The deep anxiety which had existed, and was justified by the circumstances, had corresponding gratification among all classes and in all sections of our country. On the day after the victory, the Congress, then sitting in Richmond, upon receiving the dispatch of the President from the field of Manassas, adopted resolutions expressive of their thanks to the most high God, and inviting the people of the Confederate States to offer up their united thanksgiving and praise for the mighty deliverance. The resolutions also deplored the necessity which had caused the soil of our country to be stained with the blood of its sons, and to their families and friends offered the most cordial sympathy; assuring them that in the hearts of our people would be enshrined "the names of the gallant dead as the champions of free and constitutional liberty."
If universal gratulation at our success inspired an overweening confidence, it also begat increased desire to enter the military service; and, but for our want of arms and munitions, we could have enrolled an army little short of the number of able-bodied men in the Confederate States.
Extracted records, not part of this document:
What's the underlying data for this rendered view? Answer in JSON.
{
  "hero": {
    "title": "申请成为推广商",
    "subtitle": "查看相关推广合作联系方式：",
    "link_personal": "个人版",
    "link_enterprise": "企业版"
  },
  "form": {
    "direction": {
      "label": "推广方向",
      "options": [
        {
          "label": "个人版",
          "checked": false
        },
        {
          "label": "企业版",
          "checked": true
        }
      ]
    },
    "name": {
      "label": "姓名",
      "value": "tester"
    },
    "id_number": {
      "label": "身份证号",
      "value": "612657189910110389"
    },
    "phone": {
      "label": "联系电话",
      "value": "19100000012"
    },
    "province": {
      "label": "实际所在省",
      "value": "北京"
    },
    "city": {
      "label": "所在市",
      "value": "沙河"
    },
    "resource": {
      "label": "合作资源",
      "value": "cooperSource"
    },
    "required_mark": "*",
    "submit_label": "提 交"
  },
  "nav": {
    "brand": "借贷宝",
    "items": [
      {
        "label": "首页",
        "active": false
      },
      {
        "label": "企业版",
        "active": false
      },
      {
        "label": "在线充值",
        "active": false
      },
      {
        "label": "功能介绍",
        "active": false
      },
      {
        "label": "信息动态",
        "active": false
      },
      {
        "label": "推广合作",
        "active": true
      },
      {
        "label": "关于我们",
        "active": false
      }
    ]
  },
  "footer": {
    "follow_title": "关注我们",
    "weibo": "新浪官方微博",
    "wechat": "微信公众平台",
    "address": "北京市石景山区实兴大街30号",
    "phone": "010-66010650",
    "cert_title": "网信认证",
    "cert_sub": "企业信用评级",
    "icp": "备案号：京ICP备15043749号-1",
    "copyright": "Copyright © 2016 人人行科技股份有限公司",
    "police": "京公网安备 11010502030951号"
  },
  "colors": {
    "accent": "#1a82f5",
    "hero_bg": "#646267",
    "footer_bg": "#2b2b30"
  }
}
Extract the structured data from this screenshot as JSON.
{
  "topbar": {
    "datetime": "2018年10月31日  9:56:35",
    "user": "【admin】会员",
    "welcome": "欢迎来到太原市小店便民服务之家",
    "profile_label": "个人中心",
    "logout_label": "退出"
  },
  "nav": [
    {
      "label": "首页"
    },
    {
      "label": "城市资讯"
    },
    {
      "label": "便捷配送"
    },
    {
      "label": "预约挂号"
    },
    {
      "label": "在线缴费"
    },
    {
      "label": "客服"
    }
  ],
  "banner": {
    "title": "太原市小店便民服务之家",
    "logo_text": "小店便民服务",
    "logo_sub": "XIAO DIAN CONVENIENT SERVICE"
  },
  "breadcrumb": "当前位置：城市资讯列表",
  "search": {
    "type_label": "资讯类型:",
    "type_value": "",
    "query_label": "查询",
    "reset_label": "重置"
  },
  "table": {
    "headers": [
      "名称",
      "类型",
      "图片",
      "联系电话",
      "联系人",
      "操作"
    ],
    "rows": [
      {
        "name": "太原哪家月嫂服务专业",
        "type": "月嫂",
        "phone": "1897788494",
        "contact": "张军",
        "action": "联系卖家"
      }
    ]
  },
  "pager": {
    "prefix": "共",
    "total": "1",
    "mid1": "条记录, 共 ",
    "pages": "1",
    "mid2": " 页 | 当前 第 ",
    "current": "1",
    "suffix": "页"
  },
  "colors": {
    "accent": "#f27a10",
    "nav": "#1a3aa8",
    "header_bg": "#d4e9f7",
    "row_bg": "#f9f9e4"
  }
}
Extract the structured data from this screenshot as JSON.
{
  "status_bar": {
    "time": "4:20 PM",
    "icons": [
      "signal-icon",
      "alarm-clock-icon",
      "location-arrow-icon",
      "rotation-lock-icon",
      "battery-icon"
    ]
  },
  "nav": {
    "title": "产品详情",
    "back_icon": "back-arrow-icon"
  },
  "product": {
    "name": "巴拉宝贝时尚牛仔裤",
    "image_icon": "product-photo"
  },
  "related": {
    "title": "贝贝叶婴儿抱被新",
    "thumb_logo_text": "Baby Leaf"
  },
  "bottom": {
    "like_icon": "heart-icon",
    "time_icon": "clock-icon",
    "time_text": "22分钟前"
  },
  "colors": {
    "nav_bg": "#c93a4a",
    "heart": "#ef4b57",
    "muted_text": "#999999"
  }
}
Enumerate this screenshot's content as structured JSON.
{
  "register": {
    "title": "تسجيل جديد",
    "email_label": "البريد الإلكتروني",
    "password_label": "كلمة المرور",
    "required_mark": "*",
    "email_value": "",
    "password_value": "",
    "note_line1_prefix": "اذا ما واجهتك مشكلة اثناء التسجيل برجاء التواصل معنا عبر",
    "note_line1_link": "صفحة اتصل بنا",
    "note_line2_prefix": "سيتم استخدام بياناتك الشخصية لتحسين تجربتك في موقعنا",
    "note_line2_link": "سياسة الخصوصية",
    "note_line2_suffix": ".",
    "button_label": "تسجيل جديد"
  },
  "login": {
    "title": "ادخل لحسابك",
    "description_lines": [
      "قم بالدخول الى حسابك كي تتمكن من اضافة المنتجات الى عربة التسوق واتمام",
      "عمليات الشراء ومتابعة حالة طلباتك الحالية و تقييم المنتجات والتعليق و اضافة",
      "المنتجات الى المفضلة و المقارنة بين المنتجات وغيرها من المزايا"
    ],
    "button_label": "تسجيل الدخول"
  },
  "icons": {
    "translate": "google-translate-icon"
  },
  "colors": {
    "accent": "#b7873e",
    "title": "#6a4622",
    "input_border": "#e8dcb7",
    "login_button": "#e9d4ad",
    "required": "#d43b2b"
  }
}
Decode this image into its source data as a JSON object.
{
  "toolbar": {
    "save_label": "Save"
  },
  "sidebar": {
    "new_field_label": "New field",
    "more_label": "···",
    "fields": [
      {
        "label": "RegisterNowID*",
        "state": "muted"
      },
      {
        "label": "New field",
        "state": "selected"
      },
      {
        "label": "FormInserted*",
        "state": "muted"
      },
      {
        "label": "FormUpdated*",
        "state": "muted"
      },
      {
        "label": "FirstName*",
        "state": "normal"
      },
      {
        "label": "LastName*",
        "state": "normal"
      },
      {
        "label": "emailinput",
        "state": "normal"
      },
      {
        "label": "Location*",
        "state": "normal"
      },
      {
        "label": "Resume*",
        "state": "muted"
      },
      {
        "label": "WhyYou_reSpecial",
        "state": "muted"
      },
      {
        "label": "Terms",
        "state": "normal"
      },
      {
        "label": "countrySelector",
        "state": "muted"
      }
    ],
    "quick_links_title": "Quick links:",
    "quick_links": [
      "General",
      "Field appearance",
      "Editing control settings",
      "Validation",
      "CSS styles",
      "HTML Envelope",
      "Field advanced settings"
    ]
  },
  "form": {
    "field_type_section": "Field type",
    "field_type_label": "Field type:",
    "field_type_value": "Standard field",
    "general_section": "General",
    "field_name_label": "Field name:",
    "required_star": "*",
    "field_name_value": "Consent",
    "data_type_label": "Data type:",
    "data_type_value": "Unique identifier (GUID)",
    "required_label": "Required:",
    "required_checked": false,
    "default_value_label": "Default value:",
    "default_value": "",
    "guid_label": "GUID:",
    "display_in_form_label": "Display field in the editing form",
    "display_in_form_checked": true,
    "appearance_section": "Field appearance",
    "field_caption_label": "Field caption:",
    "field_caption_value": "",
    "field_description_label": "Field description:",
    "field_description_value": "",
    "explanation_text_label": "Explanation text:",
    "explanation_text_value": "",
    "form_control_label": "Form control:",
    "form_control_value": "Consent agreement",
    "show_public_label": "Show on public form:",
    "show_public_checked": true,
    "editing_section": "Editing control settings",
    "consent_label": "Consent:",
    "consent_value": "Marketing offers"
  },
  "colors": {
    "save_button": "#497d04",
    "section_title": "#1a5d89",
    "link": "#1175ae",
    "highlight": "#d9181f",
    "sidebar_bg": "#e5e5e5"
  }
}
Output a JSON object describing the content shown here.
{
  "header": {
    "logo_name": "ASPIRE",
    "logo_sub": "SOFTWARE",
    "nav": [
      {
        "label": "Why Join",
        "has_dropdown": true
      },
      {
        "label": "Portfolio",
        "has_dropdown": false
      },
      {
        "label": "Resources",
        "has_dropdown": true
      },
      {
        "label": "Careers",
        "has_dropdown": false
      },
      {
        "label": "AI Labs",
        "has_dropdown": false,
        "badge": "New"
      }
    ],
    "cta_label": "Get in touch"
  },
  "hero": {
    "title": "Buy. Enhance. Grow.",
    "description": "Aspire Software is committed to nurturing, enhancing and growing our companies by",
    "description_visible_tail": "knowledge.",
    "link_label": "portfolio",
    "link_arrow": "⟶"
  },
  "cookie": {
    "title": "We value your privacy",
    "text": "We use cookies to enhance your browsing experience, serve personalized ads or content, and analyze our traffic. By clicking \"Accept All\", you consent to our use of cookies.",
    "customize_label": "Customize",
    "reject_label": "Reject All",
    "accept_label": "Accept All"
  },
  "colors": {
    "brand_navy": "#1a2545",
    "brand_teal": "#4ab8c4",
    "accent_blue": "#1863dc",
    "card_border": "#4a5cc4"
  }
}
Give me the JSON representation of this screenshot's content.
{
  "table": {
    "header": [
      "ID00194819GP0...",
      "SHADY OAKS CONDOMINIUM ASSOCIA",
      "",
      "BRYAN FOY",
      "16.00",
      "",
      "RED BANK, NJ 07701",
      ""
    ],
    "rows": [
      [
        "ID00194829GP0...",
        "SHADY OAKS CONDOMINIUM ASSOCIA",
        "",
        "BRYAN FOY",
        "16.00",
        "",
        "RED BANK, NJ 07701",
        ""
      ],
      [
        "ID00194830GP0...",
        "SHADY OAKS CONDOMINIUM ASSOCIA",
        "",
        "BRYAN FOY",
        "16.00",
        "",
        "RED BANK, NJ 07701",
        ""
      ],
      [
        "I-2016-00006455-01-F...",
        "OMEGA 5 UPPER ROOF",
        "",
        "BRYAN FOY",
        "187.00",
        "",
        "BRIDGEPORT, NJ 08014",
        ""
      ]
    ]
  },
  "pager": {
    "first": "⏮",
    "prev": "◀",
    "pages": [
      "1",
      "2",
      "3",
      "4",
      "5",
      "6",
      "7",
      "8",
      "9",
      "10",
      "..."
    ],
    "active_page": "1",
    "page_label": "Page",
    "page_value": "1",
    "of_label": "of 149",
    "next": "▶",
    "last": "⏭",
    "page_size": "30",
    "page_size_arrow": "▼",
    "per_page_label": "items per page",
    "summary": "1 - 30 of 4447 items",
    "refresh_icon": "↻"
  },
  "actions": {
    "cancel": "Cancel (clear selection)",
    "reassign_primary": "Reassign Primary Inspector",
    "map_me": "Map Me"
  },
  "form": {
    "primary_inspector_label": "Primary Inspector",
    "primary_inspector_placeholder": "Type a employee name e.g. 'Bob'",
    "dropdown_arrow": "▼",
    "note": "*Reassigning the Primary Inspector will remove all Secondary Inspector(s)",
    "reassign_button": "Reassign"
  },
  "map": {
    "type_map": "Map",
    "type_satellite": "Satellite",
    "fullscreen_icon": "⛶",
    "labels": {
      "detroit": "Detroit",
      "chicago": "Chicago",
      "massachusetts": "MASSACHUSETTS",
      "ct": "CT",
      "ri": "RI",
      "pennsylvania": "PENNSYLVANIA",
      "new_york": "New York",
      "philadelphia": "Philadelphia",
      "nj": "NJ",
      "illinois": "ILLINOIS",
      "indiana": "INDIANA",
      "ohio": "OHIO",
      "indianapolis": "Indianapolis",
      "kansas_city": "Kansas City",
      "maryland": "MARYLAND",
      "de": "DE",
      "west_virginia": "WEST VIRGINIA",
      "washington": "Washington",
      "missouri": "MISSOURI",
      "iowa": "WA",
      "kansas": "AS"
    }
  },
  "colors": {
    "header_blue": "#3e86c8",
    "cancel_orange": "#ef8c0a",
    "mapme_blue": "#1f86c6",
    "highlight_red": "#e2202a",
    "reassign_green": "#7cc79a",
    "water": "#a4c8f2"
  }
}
I have given so much space to the battle of Manassas because it was the first great action of the war, exciting intense feeling, and producing important moral results among the people of the Confederacy; and further, because it was made the basis of misrepresentation, and unjust reflection upon the chief Executive, which certainly had no plausible pretext in the facts, and can not be referred to a reasonable desire to promote the successful defense of our country.
Impressed with the conviction that time would naturally work to our disadvantage, as training was more necessary to make soldiers of the Northern people than of our own; and further, because of their larger population, as well as their greater facility in obtaining recruits from foreign countries, the Administration continued assiduously to exert every faculty to increase the efficiency of the army by addition to its numbers, by improving its organization, and by supplying the needful munitions and equipments. Inactivity is the prolific source of evil to an army, especially if composed of new levies, who, like ours, had hurried from their homes at their country's call. For these, and other reasons more readily appreciated, it was thought desirable that all our available forces should be employed as actively as might be practicable.
On the 1st of August, 1861, I wrote to General J. E. Johnston, at Manassas, as follows:
"We are anxiously looking for the official reports of the battle of Manassas, and have present need to know what supplies and wagons were captured. I wish you would have prepared a statement of your wants in transportation and supplies of all kinds, to put your army on a proper footing for active operations....
"I am, as ever, your friend,
(Signed) "Jefferson Davis."
Footnote 179:[ (return) ]
The foregoing was copied from "The Land we Love," for February, 1867 (vol. ii, No. 4).
Footnote 180:[ (return) ]
General Beauregard's report.
Footnote 181:[ (return) ]
General McDowell's return, July 16, 17, 1861.